Stability and functionality of BaCe1-xInxO3-δ as a high temperature proton conducting electrolyte for solid oxide fuel cells

Abstract

Mixed oxides with the perovskite structure are known for their proton conducting ability at the temperatures above 500 °C. This characteristic makes them suitable for application as an electrolyte for intermediate-temperature solid oxide fuel cells. Doping of BaCeO3 with In3+ in place of Ce4+ leads to emergence of oxygen vacancies which take part in creation of proton defects. The characteristics of the BaCe1-xInxO3-δ were investigated in a wide range of In dopant concentrations (x = 0.05; 0.10; 0.15; 0.20; 0.25; 0.30; 0.35 and 0.40). All the samples were synthesized by a citric-nitric autocombustion method. The dense electrolytes were formed after sintering at 1300 °C for 5 h in air. X-ray powder diffraction analysis showed that powders with In content greater than 25 mol% contained In2O3 as a secondary phase. The highest total conductivity around 5×10–3 S•cm–1 was measured for the sample BaCe0.75In0.25O3-δ in the wet hydrogen atmosphere at 700 °C. After exposure to pure CO2 atmosphere at 700 °C for 5 h, the samples were investigated by X-ray diffraction analysis. It was found that even 15 mol% In could completely suppress degradation of the electrolyte.
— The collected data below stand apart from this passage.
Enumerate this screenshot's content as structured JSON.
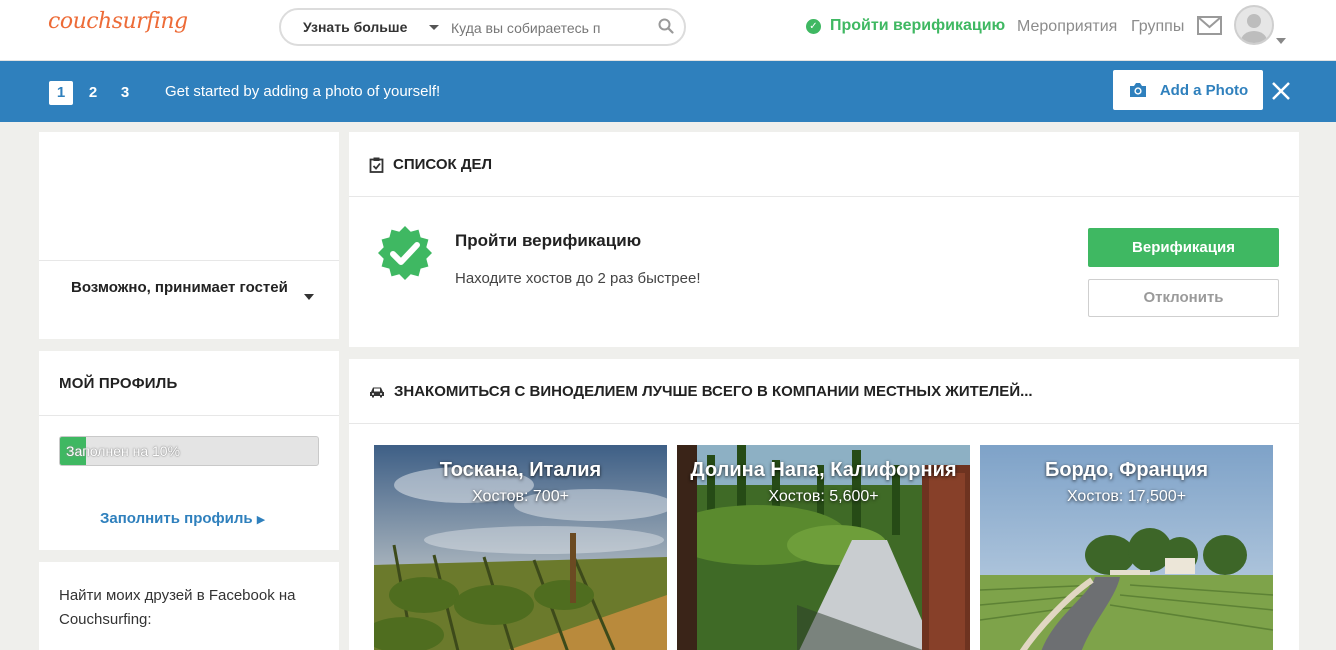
{
  "brand": {
    "logo_text": "couchsurfing",
    "accent": "#ed6b37"
  },
  "search": {
    "learn_more": "Узнать больше",
    "placeholder": "Куда вы собираетесь п"
  },
  "nav": {
    "verify": "Пройти верификацию",
    "events": "Мероприятия",
    "groups": "Группы"
  },
  "banner": {
    "steps": [
      "1",
      "2",
      "3"
    ],
    "active_step": "1",
    "text": "Get started by adding a photo of yourself!",
    "add_photo": "Add a Photo",
    "color": "#2f80bd"
  },
  "profile_card": {
    "hosting_status": "Возможно, принимает гостей"
  },
  "my_profile": {
    "title": "МОЙ ПРОФИЛЬ",
    "progress_label": "Заполнен на 10%",
    "progress": 0.1,
    "fill_link": "Заполнить профиль"
  },
  "facebook": {
    "text": "Найти моих друзей в Facebook на Couchsurfing:"
  },
  "todo": {
    "title": "СПИСОК ДЕЛ",
    "item_title": "Пройти верификацию",
    "item_subtitle": "Находите хостов до 2 раз быстрее!",
    "verify_button": "Верификация",
    "decline_button": "Отклонить"
  },
  "wine": {
    "title": "ЗНАКОМИТЬСЯ С ВИНОДЕЛИЕМ ЛУЧШЕ ВСЕГО В КОМПАНИИ МЕСТНЫХ ЖИТЕЛЕЙ...",
    "destinations": [
      {
        "name": "Тоскана, Италия",
        "hosts": "Хостов: 700+"
      },
      {
        "name": "Долина Напа, Калифорния",
        "hosts": "Хостов: 5,600+"
      },
      {
        "name": "Бордо, Франция",
        "hosts": "Хостов: 17,500+"
      }
    ]
  },
  "colors": {
    "green": "#3fb862",
    "blue": "#2f80bd",
    "background": "#efefec"
  }
}
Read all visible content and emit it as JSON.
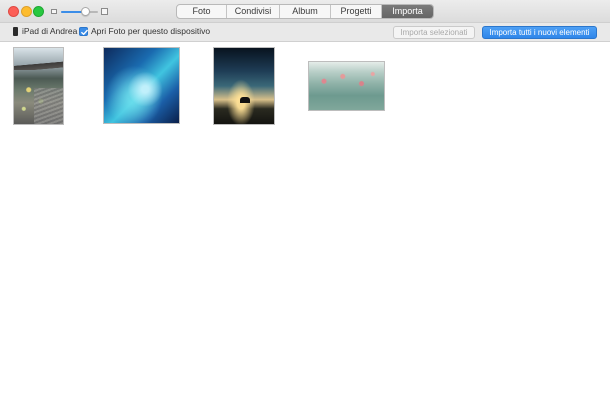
{
  "window": {
    "controls": {
      "close": "close-button",
      "minimize": "minimize-button",
      "zoom": "fullscreen-button"
    }
  },
  "toolbar": {
    "zoom_slider": {
      "value": 0.65,
      "small_icon": "small-thumbnails-icon",
      "large_icon": "large-thumbnails-icon"
    },
    "tabs": [
      {
        "label": "Foto",
        "active": false
      },
      {
        "label": "Condivisi",
        "active": false
      },
      {
        "label": "Album",
        "active": false
      },
      {
        "label": "Progetti",
        "active": false
      },
      {
        "label": "Importa",
        "active": true
      }
    ]
  },
  "import_bar": {
    "device_icon": "ipad-icon",
    "device_name": "iPad di Andrea",
    "open_photos_checkbox": {
      "checked": true,
      "label": "Apri Foto per questo dispositivo"
    },
    "import_selected_label": "Importa selezionati",
    "import_all_label": "Importa tutti i nuovi elementi"
  },
  "photos": [
    {
      "description": "temple"
    },
    {
      "description": "milky-way"
    },
    {
      "description": "night-sky"
    },
    {
      "description": "flowers"
    }
  ],
  "colors": {
    "accent": "#3b8de8",
    "active_tab": "#6e6e6e",
    "toolbar_bg": "#e4e4e4",
    "importbar_bg": "#e9e9e9"
  }
}
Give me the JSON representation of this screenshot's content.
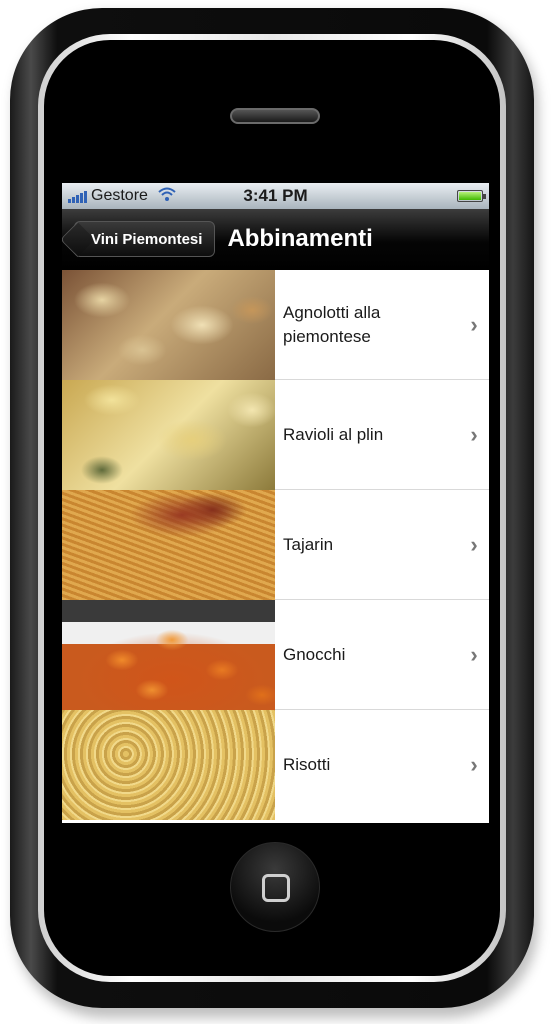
{
  "statusbar": {
    "carrier": "Gestore",
    "time": "3:41 PM",
    "battery_level": 1.0
  },
  "navbar": {
    "back_label": "Vini Piemontesi",
    "title": "Abbinamenti"
  },
  "list": {
    "items": [
      {
        "label": "Agnolotti alla piemontese",
        "icon": "chevron-right-icon"
      },
      {
        "label": "Ravioli al plin",
        "icon": "chevron-right-icon"
      },
      {
        "label": "Tajarin",
        "icon": "chevron-right-icon"
      },
      {
        "label": "Gnocchi",
        "icon": "chevron-right-icon"
      },
      {
        "label": "Risotti",
        "icon": "chevron-right-icon"
      }
    ]
  },
  "chevron": "›",
  "colors": {
    "navbar": "#000000",
    "signal": "#2f62b6",
    "battery": "#3fb800"
  }
}
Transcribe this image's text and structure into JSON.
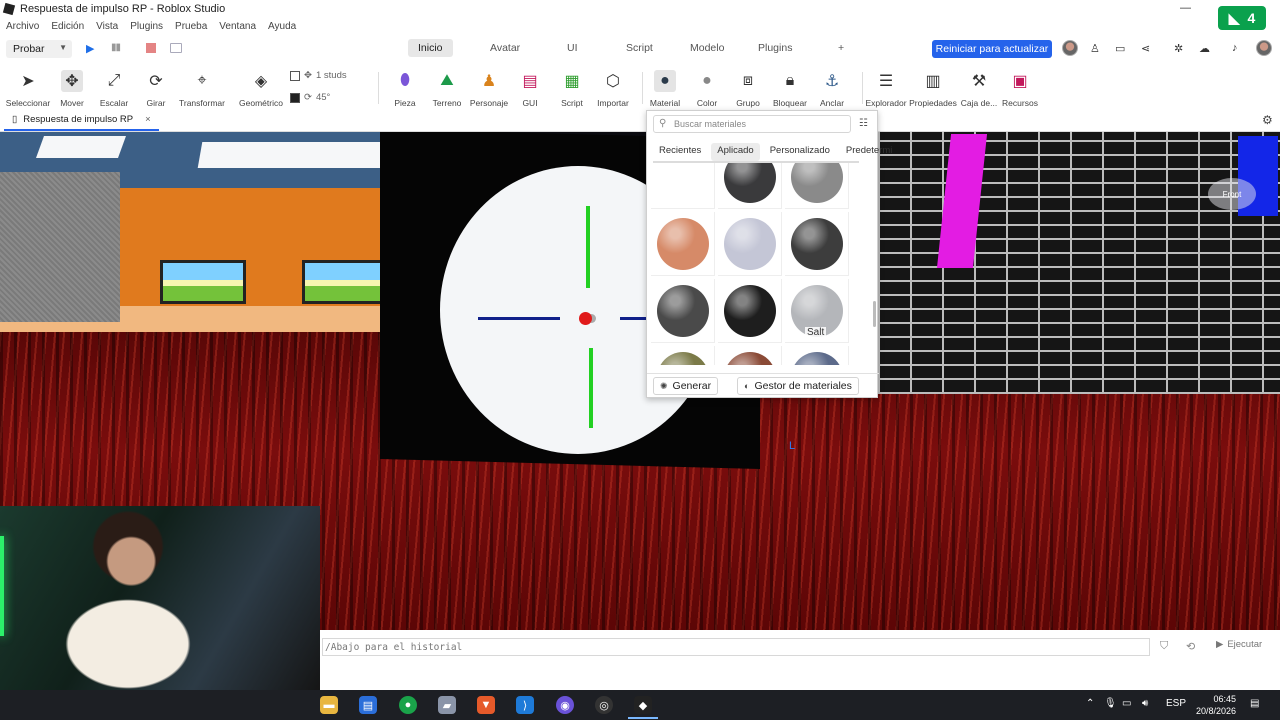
{
  "window": {
    "title": "Respuesta de impulso RP - Roblox Studio",
    "minimize_glyph": "—",
    "badge_value": "4"
  },
  "menu": [
    "Archivo",
    "Edición",
    "Vista",
    "Plugins",
    "Prueba",
    "Ventana",
    "Ayuda"
  ],
  "test_controls": {
    "probar_label": "Probar"
  },
  "ribbon_tabs": [
    {
      "label": "Inicio",
      "active": true
    },
    {
      "label": "Avatar",
      "active": false
    },
    {
      "label": "UI",
      "active": false
    },
    {
      "label": "Script",
      "active": false
    },
    {
      "label": "Modelo",
      "active": false
    },
    {
      "label": "Plugins",
      "active": false
    },
    {
      "label": "+",
      "active": false
    }
  ],
  "restart_button": "Reiniciar para actualizar",
  "tools": {
    "seleccionar": "Seleccionar",
    "mover": "Mover",
    "escalar": "Escalar",
    "girar": "Girar",
    "transformar": "Transformar",
    "geometrico": "Geométrico",
    "pieza": "Pieza",
    "terreno": "Terreno",
    "personaje": "Personaje",
    "gui": "GUI",
    "script": "Script",
    "importar": "Importar",
    "material": "Material",
    "color": "Color",
    "grupo": "Grupo",
    "bloquear": "Bloquear",
    "anclar": "Anclar",
    "explorador": "Explorador",
    "propiedades": "Propiedades",
    "caja": "Caja de...",
    "recursos": "Recursos"
  },
  "snap": {
    "studs": "1 studs",
    "degrees": "45°",
    "studs_checked": false,
    "degrees_checked": true
  },
  "doc_tab": {
    "label": "Respuesta de impulso RP",
    "close": "×"
  },
  "material_picker": {
    "search_placeholder": "Buscar materiales",
    "tabs": [
      {
        "label": "Recientes",
        "active": false
      },
      {
        "label": "Aplicado",
        "active": true
      },
      {
        "label": "Personalizado",
        "active": false
      },
      {
        "label": "Predetermi",
        "active": false
      }
    ],
    "tooltip": "Salt",
    "generate_button": "Generar",
    "manager_button": "Gestor de materiales",
    "swatch_colors": [
      "#ffffff",
      "#3a3a3c",
      "#8a8a8a",
      "#d68a68",
      "#c4c6d6",
      "#3d3d3d",
      "#4a4a4a",
      "#1e1e1e",
      "#b4b6ba",
      "#7b7a48",
      "#8a4a36",
      "#5c6a8a"
    ]
  },
  "viewport": {
    "cube_label": "Front",
    "cursor_glyph": "L"
  },
  "command_bar": {
    "placeholder": "/Abajo para el historial",
    "run_label": "Ejecutar"
  },
  "taskbar": {
    "language": "ESP",
    "time": "06:45",
    "date": "20/8/2026"
  }
}
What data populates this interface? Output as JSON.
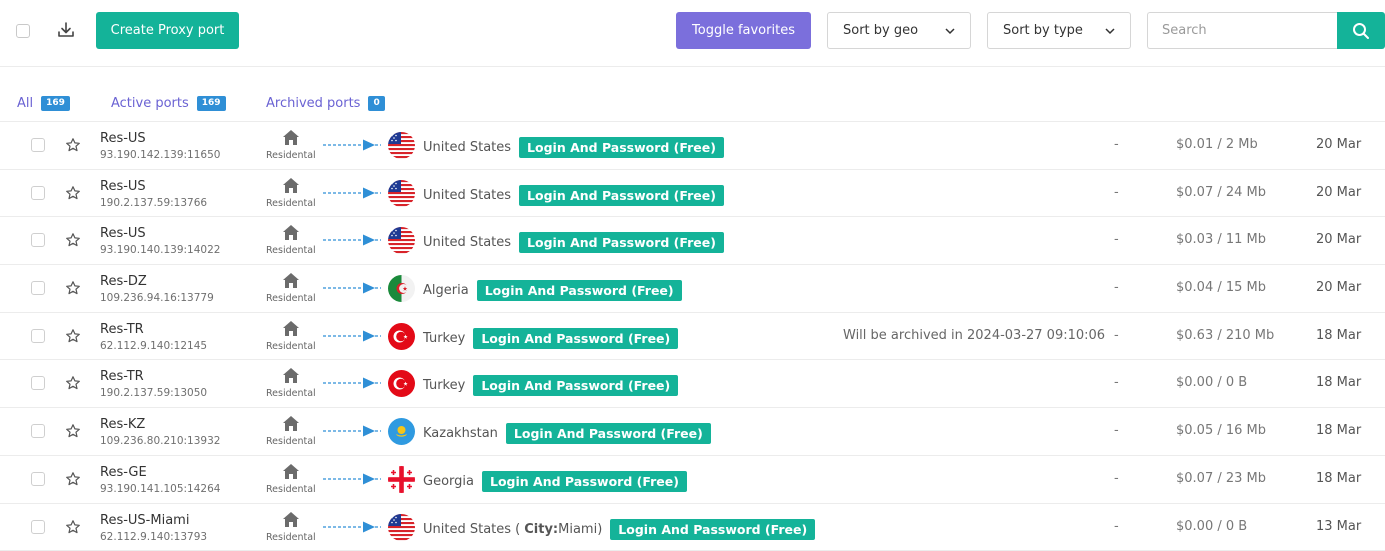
{
  "toolbar": {
    "create_label": "Create Proxy port",
    "favorites_label": "Toggle favorites",
    "sort_geo_label": "Sort by geo",
    "sort_type_label": "Sort by type",
    "search_placeholder": "Search",
    "accent_color": "#14b399",
    "favorites_color": "#7b6fdc"
  },
  "tabs": [
    {
      "label": "All",
      "count": "169"
    },
    {
      "label": "Active ports",
      "count": "169"
    },
    {
      "label": "Archived ports",
      "count": "0"
    }
  ],
  "rows": [
    {
      "name": "Res-US",
      "address": "93.190.142.139:11650",
      "type": "Residental",
      "country": "United States",
      "flag": "us",
      "auth": "Login And Password (Free)",
      "note": "",
      "dash": "-",
      "price": "$0.01 /  2 Mb",
      "date": "20 Mar"
    },
    {
      "name": "Res-US",
      "address": "190.2.137.59:13766",
      "type": "Residental",
      "country": "United States",
      "flag": "us",
      "auth": "Login And Password (Free)",
      "note": "",
      "dash": "-",
      "price": "$0.07 /  24 Mb",
      "date": "20 Mar"
    },
    {
      "name": "Res-US",
      "address": "93.190.140.139:14022",
      "type": "Residental",
      "country": "United States",
      "flag": "us",
      "auth": "Login And Password (Free)",
      "note": "",
      "dash": "-",
      "price": "$0.03 /  11 Mb",
      "date": "20 Mar"
    },
    {
      "name": "Res-DZ",
      "address": "109.236.94.16:13779",
      "type": "Residental",
      "country": "Algeria",
      "flag": "dz",
      "auth": "Login And Password (Free)",
      "note": "",
      "dash": "-",
      "price": "$0.04 /  15 Mb",
      "date": "20 Mar"
    },
    {
      "name": "Res-TR",
      "address": "62.112.9.140:12145",
      "type": "Residental",
      "country": "Turkey",
      "flag": "tr",
      "auth": "Login And Password (Free)",
      "note": "Will be archived in 2024-03-27 09:10:06",
      "dash": "-",
      "price": "$0.63 /  210 Mb",
      "date": "18 Mar"
    },
    {
      "name": "Res-TR",
      "address": "190.2.137.59:13050",
      "type": "Residental",
      "country": "Turkey",
      "flag": "tr",
      "auth": "Login And Password (Free)",
      "note": "",
      "dash": "-",
      "price": "$0.00 /  0 B",
      "date": "18 Mar"
    },
    {
      "name": "Res-KZ",
      "address": "109.236.80.210:13932",
      "type": "Residental",
      "country": "Kazakhstan",
      "flag": "kz",
      "auth": "Login And Password (Free)",
      "note": "",
      "dash": "-",
      "price": "$0.05 /  16 Mb",
      "date": "18 Mar"
    },
    {
      "name": "Res-GE",
      "address": "93.190.141.105:14264",
      "type": "Residental",
      "country": "Georgia",
      "flag": "ge",
      "auth": "Login And Password (Free)",
      "note": "",
      "dash": "-",
      "price": "$0.07 /  23 Mb",
      "date": "18 Mar"
    },
    {
      "name": "Res-US-Miami",
      "address": "62.112.9.140:13793",
      "type": "Residental",
      "country": "United States (",
      "city_key": "City:",
      "city_value": " Miami)",
      "flag": "us",
      "auth": "Login And Password (Free)",
      "note": "",
      "dash": "-",
      "price": "$0.00 /  0 B",
      "date": "13 Mar"
    }
  ]
}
Ni- BaCe0.75In0.25O3-δ/BaCe0.75In0.25O3-δ/LSCF-BaCe0.75In0.25O3-δ fuel cell was tested in wet hydrogen atmosphere and power density output of 264 mW•cm–2 was measured at 700 °C. This result is an indication of stability and functionality of this electrolyte and its versatility in respect to type of fuel and performing environment.